La “vague verte”, c’est ce front de végétation qui progresse chaque printemps lorsque les plantes se remettent à pousser. Vue depuis les satellites, elle apparaît comme une montée progressive du vert à la surface du globe. Or, une étude récente menée par des chercheurs allemands montre que cette vague ne suit plus exactement les mêmes trajectoires : elle dérive progressivement vers le nord… et aussi vers l’est.
Ces travaux, publiés en 2024 dans la revue Global Change Biology par une équipe de l’Université technique de Munich (TUM), se sont appuyés sur plusieurs décennies de données satellitaires, notamment issues des capteurs MODIS de la NASA. Les chercheurs ont analysé l’évolution de la “green wave”, c’est-à-dire le moment où la végétation entre en phase de croissance active au printemps, sur l’ensemble de l’hémisphère nord.

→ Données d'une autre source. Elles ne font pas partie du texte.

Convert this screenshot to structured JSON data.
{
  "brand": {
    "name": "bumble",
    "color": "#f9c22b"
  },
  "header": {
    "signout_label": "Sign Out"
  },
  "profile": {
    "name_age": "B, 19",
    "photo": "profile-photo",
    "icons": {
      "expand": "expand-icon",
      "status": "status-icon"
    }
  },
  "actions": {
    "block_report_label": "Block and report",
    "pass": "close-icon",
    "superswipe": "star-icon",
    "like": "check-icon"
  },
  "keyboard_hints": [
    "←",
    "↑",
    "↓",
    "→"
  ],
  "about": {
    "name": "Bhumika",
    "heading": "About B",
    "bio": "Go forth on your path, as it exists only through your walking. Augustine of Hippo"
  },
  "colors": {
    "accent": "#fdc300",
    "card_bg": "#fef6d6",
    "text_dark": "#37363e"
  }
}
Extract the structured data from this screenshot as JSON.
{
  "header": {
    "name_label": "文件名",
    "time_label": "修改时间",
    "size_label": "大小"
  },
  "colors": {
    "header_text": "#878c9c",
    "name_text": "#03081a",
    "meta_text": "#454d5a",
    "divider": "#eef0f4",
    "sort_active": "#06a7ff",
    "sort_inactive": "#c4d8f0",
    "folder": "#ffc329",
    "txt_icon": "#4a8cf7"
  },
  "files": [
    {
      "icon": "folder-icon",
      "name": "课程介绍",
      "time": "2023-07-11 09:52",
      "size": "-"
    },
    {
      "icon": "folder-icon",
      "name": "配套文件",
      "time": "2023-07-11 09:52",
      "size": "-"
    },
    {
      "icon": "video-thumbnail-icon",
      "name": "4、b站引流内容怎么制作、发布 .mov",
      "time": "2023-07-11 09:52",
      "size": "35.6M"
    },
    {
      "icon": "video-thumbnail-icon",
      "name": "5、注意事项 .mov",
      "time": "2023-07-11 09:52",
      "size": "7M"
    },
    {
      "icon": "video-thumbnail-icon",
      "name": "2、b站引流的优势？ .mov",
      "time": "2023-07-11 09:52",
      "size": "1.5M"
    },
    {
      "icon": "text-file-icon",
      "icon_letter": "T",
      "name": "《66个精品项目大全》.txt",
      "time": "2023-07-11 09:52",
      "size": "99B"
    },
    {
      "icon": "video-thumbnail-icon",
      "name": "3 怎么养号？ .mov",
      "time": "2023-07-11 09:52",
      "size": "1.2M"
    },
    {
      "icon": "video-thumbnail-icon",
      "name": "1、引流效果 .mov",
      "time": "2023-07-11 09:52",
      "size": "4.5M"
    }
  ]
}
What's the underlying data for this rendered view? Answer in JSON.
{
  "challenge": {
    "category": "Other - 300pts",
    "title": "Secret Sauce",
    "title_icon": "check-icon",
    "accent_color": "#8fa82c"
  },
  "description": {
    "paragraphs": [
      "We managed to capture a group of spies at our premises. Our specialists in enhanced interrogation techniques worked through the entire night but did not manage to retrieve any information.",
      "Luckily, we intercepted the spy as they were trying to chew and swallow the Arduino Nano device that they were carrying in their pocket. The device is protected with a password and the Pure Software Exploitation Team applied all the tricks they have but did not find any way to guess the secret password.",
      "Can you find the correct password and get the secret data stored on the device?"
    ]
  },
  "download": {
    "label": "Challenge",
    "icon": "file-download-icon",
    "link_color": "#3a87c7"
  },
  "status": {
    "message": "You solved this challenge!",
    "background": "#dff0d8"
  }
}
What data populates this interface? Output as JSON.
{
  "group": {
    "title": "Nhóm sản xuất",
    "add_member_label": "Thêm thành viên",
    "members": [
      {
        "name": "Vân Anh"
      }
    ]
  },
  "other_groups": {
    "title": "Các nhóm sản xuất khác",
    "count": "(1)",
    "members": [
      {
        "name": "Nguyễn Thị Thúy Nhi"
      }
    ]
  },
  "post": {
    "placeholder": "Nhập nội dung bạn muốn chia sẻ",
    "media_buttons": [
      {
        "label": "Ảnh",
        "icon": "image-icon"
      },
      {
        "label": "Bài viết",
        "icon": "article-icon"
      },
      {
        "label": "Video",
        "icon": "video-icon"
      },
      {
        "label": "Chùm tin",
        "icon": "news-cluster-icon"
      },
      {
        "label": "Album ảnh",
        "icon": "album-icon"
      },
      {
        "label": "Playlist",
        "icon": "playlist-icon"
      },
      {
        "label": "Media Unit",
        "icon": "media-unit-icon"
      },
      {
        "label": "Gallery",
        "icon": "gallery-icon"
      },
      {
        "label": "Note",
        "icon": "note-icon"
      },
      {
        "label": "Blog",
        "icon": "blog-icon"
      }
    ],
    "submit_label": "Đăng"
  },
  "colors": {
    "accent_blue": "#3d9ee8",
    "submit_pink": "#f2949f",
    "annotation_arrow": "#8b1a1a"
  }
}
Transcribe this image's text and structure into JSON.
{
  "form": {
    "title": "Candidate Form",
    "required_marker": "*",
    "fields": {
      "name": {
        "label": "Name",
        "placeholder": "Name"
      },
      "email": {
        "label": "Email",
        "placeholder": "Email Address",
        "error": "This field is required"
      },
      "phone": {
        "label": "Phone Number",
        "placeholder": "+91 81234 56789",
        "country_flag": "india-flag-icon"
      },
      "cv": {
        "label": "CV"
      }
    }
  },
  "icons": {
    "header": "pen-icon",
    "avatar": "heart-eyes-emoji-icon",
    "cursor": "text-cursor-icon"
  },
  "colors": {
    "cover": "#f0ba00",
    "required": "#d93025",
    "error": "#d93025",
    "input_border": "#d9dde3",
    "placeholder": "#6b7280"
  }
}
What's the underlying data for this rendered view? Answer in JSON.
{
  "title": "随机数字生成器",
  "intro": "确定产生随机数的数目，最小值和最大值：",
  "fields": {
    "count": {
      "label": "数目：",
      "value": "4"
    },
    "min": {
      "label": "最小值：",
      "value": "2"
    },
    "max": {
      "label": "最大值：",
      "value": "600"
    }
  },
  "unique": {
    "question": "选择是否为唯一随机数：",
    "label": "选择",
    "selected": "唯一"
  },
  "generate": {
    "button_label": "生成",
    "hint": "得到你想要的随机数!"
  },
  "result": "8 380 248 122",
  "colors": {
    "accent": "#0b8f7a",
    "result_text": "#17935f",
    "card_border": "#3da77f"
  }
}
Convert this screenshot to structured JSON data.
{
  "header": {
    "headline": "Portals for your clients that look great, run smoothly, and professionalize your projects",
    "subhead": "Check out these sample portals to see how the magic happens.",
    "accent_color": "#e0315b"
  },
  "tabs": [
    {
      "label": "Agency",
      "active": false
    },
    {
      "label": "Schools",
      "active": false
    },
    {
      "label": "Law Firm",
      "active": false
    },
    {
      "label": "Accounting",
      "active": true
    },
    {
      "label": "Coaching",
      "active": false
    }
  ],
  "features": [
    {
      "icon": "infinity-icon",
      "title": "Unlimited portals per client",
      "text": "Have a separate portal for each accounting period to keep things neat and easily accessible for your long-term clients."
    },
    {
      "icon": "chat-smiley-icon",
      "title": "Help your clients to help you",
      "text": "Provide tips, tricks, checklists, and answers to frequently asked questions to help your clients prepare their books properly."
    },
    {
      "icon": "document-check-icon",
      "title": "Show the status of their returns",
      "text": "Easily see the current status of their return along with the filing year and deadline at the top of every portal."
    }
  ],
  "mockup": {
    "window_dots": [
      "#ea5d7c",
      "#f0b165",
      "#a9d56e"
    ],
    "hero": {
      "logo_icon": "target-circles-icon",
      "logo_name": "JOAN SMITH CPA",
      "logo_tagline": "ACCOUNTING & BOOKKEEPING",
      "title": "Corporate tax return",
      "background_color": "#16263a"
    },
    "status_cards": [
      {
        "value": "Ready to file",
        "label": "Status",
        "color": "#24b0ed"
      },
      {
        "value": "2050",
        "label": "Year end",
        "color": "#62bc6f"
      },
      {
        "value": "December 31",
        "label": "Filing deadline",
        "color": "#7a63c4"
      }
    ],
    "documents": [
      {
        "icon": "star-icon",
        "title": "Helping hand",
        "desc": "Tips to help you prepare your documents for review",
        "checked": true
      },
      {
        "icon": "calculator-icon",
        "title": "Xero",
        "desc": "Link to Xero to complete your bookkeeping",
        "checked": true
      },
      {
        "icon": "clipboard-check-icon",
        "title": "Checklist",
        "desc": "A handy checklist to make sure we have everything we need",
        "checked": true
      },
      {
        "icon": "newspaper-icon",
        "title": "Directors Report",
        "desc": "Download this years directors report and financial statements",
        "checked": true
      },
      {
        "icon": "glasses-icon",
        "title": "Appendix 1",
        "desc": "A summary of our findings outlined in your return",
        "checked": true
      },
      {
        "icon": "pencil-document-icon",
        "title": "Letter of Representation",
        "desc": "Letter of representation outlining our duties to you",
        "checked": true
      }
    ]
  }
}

Leur constat est clair : sous l’effet du réchauffement climatique, ce front de verdissement se déplace vers des latitudes plus élevées, ce qui n’est pas surprenant — les régions nordiques se réchauffent plus vite que la moyenne mondiale. Mais l’aspect le plus inattendu est ce glissement vers l’est. Il s’explique par des changements complexes dans les régimes climatiques régionaux, notamment la répartition des températures, de l’humidité et des précipitations.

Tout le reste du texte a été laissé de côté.